Freezing criticism with the history of ice
According to Selden, we've been here before: in the early 20th century.
Before freezers came along, ice was a harvested commodity. It was cut from lakes and shipped to consumers. But all that changed with the advent of freezers. Suddenly, people had the ability to make a product that previously had to be harvested.
"There was no move to label that 'lab-made ice' or 'man-made ice' or 'artificial ice.' It's just ice. Because to the end user, it's exactly the same thing. It still made your drinks cold," said Selden.
He's hoping for a similar adoption of his products because, he says, despite slight differences, he's creating the same sensory experience.

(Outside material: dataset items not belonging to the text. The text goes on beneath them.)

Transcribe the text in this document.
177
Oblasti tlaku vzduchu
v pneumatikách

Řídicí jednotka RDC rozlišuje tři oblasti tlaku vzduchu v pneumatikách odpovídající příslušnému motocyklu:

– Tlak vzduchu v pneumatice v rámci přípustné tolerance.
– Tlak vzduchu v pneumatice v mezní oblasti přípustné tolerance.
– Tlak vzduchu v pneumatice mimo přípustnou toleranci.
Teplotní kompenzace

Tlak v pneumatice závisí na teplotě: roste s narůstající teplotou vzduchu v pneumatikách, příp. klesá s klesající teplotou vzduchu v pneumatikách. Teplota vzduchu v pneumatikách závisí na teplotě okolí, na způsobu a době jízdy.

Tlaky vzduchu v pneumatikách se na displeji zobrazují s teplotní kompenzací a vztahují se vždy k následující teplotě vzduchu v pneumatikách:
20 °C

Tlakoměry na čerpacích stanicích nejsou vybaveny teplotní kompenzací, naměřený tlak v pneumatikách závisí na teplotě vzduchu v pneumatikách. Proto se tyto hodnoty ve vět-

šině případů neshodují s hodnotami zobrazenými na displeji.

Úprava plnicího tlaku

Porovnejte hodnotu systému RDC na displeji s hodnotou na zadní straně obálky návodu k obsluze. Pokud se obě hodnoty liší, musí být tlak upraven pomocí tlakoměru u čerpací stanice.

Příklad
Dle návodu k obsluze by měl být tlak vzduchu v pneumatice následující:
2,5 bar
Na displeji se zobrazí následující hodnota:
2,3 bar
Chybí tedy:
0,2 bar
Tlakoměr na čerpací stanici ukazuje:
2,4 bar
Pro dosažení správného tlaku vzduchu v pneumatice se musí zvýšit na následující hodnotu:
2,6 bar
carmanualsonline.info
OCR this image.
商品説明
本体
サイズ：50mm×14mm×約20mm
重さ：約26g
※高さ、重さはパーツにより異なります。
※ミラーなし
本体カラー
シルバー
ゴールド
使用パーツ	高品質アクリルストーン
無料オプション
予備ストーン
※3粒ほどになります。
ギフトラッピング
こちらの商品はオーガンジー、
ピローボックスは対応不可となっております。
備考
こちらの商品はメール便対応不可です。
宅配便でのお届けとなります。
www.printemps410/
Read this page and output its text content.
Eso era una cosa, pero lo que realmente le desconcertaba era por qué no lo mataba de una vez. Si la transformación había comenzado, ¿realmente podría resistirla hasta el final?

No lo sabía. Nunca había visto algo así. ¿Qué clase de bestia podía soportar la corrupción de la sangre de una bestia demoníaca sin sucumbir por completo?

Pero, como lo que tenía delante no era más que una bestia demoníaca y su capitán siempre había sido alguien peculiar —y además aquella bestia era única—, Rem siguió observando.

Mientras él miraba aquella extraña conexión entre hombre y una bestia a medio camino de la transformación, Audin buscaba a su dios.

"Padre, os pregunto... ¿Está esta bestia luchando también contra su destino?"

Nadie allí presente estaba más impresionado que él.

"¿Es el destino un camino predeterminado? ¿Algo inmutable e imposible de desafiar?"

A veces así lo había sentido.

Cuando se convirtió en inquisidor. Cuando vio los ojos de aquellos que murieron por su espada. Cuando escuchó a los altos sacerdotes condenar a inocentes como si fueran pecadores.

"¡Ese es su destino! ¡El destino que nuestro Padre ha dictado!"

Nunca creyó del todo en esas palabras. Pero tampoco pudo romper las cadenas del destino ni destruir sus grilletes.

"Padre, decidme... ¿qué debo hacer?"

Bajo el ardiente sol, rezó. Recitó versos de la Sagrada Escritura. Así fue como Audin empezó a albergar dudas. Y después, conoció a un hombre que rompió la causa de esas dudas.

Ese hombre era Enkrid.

"Taste, smell, health properties. If all these things are the same thing, the fact that it isn't the exact, exact, exact same thing isn't super important," said Selden.
American outcome will likely influence Canadian regulators in the future
As the FDA gets its bearings on the issue, Selden says he's looking beyond the U.S. to the Canadian market.
"One of the advantages of going to the U.S. regulatory system is that a lot of others do look at it," he said. "I know the Canadian and U.S. regulatory systems look at each other for support and when something goes through one, generally the other will accept it on the same evidence. We want to have conversations with both and bringing this to everyone we can."
Even when the regulators are won over, companies like Selden's will still have the challenge of winning over consumers.
While meat made without animals isn't currently available for sale, some in the industry suggest it could be on the market in some places by the end of the year.
For others, the technology is still far too expensive to make and it may be years before the product becomes affordable enough for general consumers.